Identity and Diversity in Public Service: Race, Segregation, and Black Suburbia
On December 9, NYU Wagner and the Urban Initiative hosted a conversation about the politics, sociology, and economics of Black suburbs featuring Orly Clerge, Assistant Professor of Sociology at UC Davis; Kimberley Johnson, Professor of Social and Cultural Analysis and Affiliate Faculty Member of NYU Wagner; and Ingrid Gould Ellen, NYU Wagner’s Paulette Goddard Professor of Urban Policy and Planning and Faculty Director at the NYU Furman Center for Real Estate and Urban Policy. This program was in conjunction with Wagner’s Identity and Diversity in Public Service programming series. Orly Clerge began the conversation with a brief discussion on her book The New Noir: Race, Identity, and Diaspora in Black Suburbia, which explores the negotiations of nationality, citizenship, and cultural identity by the Black middle class through an ethnographic study of Black suburban communities in Queens and Nassau County.
Both Johnson and Ellen commended Clerge for adding visibility and nuance to Black suburbs within the existing scholarship on suburban politics and identities. In her book, Clerge reflects on the experiences of Black families from a mix of diasporic origins, focusing specifically on Black Americans and immigrants from Jamaica and Haiti. The dialogue between Clerge and Johnson shed light on the heterogeneity of the Black suburban experience. From suburbs with longstanding populations of working-class Black families to high-income suburbs where the demographic shift has been more rapid and recent, Black suburbia reveals a myriad of governance structures, spatial inheritances, and histories of political engagement, racial coding, and exclusion.
Clerge and Johnson reflected on how the record turnout among Black suburban voters in the 2020 presidential election also challenged the political imagination of American suburbia. Donald Trump premised his suburban election strategy on the outdated assumption that suburban voters are homogenous and white. Trump’s rhetoric insinuated a false dichotomy between urban and suburban issues as he failed to acknowledge both the emergence of Black suburbs and the reality that issues such as policing, housing, and education impact suburbia.

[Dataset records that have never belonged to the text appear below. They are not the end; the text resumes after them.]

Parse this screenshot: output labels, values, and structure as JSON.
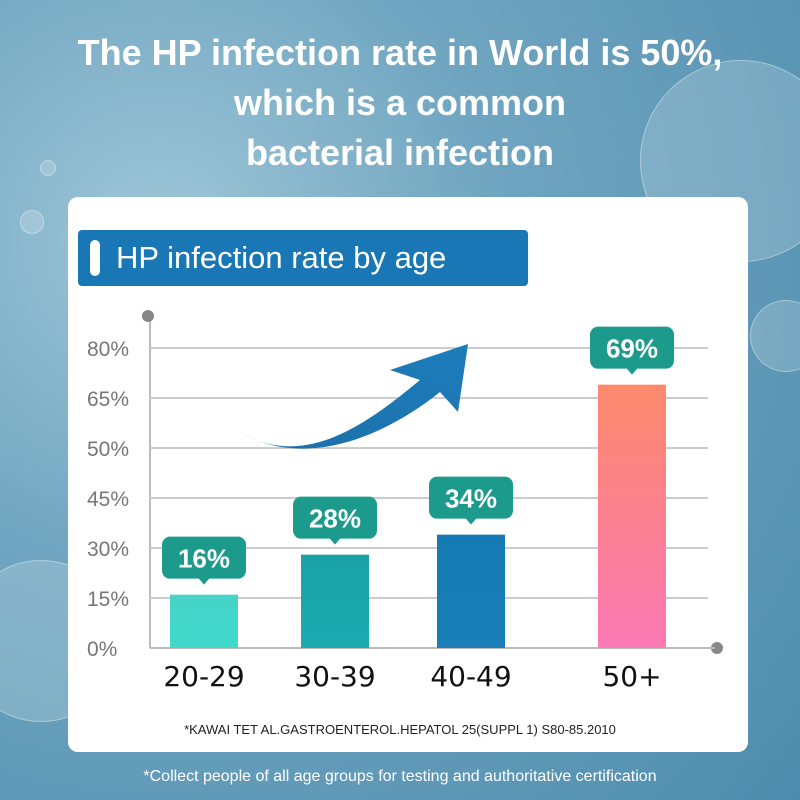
{
  "title_lines": [
    "The HP infection rate in World is 50%,",
    "which is a common",
    "bacterial infection"
  ],
  "header": "HP infection rate by age",
  "citation": "*KAWAI TET AL.GASTROENTEROL.HEPATOL 25(SUPPL 1) S80-85.2010",
  "footer": "*Collect people of all age groups for testing and authoritative certification",
  "chart_data": {
    "type": "bar",
    "title": "HP infection rate by age",
    "categories": [
      "20-29",
      "30-39",
      "40-49",
      "50+"
    ],
    "values": [
      16,
      28,
      34,
      69
    ],
    "value_labels": [
      "16%",
      "28%",
      "34%",
      "69%"
    ],
    "y_ticks": [
      0,
      15,
      30,
      45,
      50,
      65,
      80
    ],
    "y_tick_labels": [
      "0%",
      "15%",
      "30%",
      "45%",
      "50%",
      "65%",
      "80%"
    ],
    "ylim": [
      0,
      80
    ],
    "grid": true,
    "bar_colors": [
      [
        "#3fd9cc",
        "#48d3c8"
      ],
      [
        "#1aabb0",
        "#1aa3a8"
      ],
      [
        "#1a7fb6",
        "#157ab3"
      ],
      [
        "#fb7ab5",
        "#fd8a6c"
      ]
    ],
    "label_color": "#1c9b8c"
  }
}
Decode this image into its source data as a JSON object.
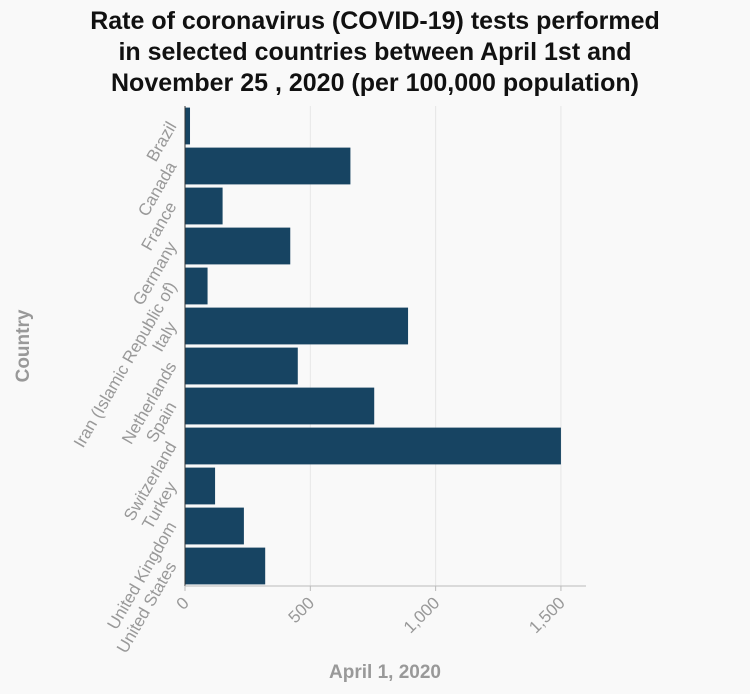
{
  "chart_data": {
    "type": "bar",
    "orientation": "horizontal",
    "title_lines": [
      "Rate of coronavirus (COVID-19) tests performed",
      "in selected countries between April 1st and",
      "November 25 , 2020 (per 100,000 population)"
    ],
    "xlabel": "April 1, 2020",
    "ylabel": "Country",
    "xlim": [
      0,
      1600
    ],
    "xticks": [
      0,
      500,
      1000,
      1500
    ],
    "xtick_labels": [
      "0",
      "500",
      "1,000",
      "1,500"
    ],
    "grid": true,
    "bar_color": "#174462",
    "categories": [
      "Brazil",
      "Canada",
      "France",
      "Germany",
      "Iran (Islamic Republic of)",
      "Italy",
      "Netherlands",
      "Spain",
      "Switzerland",
      "Turkey",
      "United Kingdom",
      "United States"
    ],
    "values": [
      20,
      660,
      150,
      420,
      90,
      890,
      450,
      755,
      1500,
      120,
      235,
      320
    ]
  }
}
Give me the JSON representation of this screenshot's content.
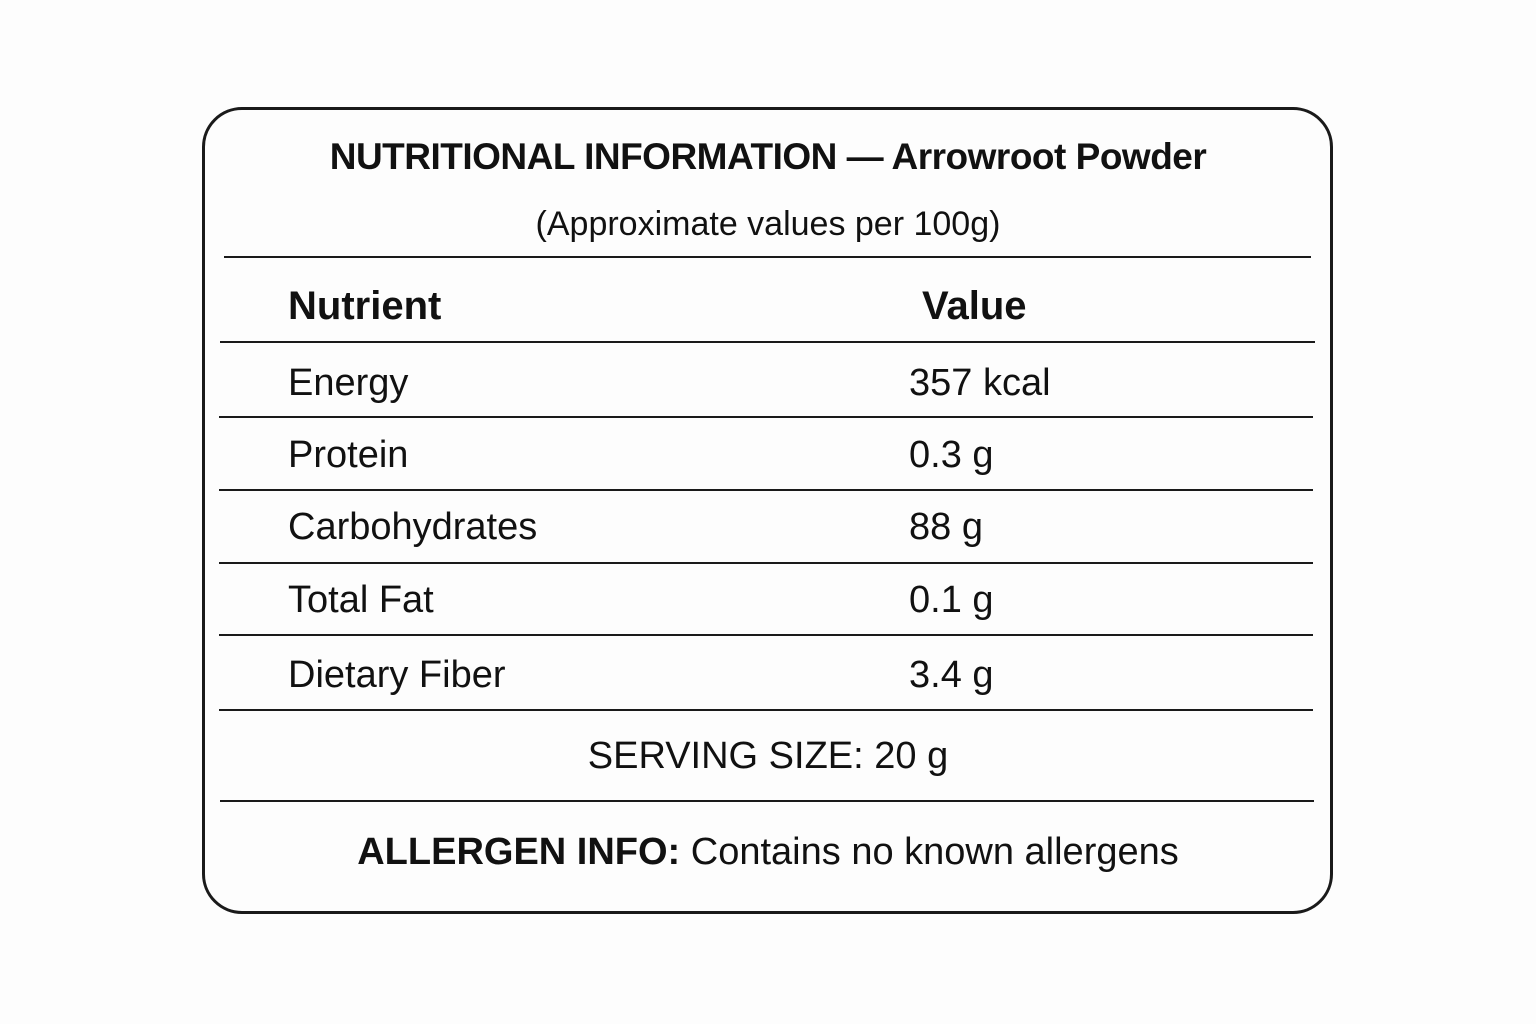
{
  "header": {
    "title": "NUTRITIONAL INFORMATION — Arrowroot Powder",
    "subtitle": "(Approximate values per 100g)"
  },
  "table": {
    "columns": [
      "Nutrient",
      "Value"
    ],
    "rows": [
      [
        "Energy",
        "357 kcal"
      ],
      [
        "Protein",
        "0.3 g"
      ],
      [
        "Carbohydrates",
        "88 g"
      ],
      [
        "Total Fat",
        "0.1 g"
      ],
      [
        "Dietary Fiber",
        "3.4 g"
      ]
    ]
  },
  "serving_size": "SERVING SIZE: 20 g",
  "allergen": {
    "label": "ALLERGEN INFO:",
    "text": "Contains no known allergens"
  }
}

Clerge’s research exposes that the expansion of Black suburbia does not resolve the historic design of suburbs as technologies of white supremacy, or as tools to facilitate economic prosperity solely to white families. In fact, Black spaces are subject to racialization, and disinvestment often follows places with Black population growth. Additionally, residential integration cannot extend opportunities for Black families without buy-in from white neighboring families because new patterns and forms of exclusion are created and practiced within suburbs with growing populations of black families and other communities of color. Comprehensive policies, not simply integration, are needed to address the racial wealth gap and achieve racial progress.